Alors, la messe est-elle dite ?

Pour reprendre une expression décidément à la mode... On peut le craindre. Cependant, la situation est suffisamment sérieuse pour que des députés européens issus de partis allant du centre droit à la gauche (PPE, S&D, Renew, Les Verts-ALE et The Left) aient décidé, ce 28 octobre, de déposer ensemble une proposition de résolution visant à saisir la Cour de justice de l’Union européenne sur la compatibilité de l’accord UE-Mercosur avec les traités européens. Une résolution qui sera votée à la prochaine plénière, du 24 au 27 novembre prochain. Céline Imart, députée LR au Parlement européen et elle-même agricultrice, dénonce « un énième renoncement, une énième compromission de la Macronie, sur le dos des agriculteurs qui travaillent dur et sont soumis à des importations moins-disantes.

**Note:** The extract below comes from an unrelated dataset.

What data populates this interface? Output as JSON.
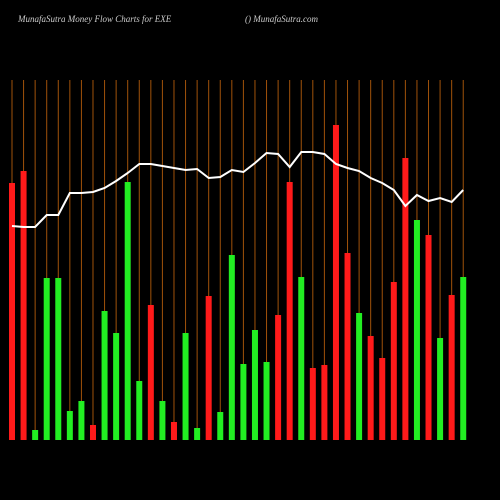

Une honte ! » Marine Le Pen, de son côté, elle aussi, a réagi à la déclaration d’Emmanuel Macron : « C'est désormais plus clair : Emmanuel Macron apporte un soutien sans réserve au Mercosur, et l'Allemagne se réjouit que "le sujet ne fasse plus débat entre les pays membres". »

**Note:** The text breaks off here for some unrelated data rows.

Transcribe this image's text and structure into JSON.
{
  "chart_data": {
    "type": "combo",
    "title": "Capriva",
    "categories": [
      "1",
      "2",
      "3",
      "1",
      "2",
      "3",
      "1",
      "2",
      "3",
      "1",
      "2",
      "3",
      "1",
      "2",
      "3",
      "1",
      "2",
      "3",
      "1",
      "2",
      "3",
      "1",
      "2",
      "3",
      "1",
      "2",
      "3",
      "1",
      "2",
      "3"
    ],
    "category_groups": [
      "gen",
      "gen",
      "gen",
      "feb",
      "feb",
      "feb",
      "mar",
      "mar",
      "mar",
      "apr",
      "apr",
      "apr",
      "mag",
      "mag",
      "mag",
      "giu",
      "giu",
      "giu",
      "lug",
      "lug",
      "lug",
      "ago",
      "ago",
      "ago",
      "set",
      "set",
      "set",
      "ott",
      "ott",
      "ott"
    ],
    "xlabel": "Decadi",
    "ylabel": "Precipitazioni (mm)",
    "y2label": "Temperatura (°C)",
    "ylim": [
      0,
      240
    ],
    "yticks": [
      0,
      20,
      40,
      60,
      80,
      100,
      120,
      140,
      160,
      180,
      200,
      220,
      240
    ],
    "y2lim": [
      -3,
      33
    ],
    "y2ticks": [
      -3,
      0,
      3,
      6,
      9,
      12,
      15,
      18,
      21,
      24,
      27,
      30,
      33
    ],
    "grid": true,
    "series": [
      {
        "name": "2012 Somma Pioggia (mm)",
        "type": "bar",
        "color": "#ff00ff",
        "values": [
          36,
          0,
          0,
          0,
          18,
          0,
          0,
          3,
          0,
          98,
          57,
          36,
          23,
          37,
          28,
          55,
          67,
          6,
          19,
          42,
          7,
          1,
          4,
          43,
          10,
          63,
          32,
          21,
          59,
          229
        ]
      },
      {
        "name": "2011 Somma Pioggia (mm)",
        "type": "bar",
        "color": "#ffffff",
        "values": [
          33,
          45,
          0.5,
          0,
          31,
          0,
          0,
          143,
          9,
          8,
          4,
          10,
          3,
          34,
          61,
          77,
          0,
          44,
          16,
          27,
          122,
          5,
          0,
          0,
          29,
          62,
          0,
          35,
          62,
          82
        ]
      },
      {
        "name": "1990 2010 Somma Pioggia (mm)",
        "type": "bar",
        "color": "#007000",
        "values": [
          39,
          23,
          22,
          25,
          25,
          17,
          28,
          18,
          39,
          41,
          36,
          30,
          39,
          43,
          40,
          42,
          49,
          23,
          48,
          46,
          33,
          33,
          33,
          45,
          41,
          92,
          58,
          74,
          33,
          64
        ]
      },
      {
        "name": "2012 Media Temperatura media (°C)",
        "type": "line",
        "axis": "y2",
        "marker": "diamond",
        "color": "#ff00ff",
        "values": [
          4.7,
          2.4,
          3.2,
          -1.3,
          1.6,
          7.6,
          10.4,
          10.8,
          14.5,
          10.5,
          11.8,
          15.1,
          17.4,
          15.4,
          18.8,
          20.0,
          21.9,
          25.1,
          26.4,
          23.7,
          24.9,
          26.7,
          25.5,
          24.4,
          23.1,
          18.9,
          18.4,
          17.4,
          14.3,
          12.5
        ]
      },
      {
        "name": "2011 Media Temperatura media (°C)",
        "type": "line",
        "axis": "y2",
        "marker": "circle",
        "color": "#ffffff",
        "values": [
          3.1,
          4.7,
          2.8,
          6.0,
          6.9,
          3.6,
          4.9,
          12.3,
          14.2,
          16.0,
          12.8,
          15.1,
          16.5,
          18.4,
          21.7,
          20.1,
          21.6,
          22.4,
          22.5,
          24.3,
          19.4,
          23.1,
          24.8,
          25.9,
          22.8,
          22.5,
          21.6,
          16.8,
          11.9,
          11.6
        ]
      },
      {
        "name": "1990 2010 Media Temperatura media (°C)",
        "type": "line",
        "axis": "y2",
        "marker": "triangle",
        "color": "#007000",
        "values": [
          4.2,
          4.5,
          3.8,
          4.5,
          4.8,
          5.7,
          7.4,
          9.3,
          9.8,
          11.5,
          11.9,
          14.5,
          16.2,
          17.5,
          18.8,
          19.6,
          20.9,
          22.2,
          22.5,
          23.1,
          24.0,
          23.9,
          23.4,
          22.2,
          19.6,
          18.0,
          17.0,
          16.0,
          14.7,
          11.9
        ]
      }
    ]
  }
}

Réactions politiques, mais il y a la colère paysanne qui pourrait bien s'inviter dans la rue, dans un contexte politique et social déjà tendu, alors que, par ailleurs, nos éleveurs bovins doivent faire face à l'épidémie de dermatose nodulaire contagieuse (DNC), parfois obligés par l'administration d'abattre préventivement tout leur cheptel. On ne sait pas si « les choses vont dans le bon sens », mais on se demande si elles vont bien avec bon sens.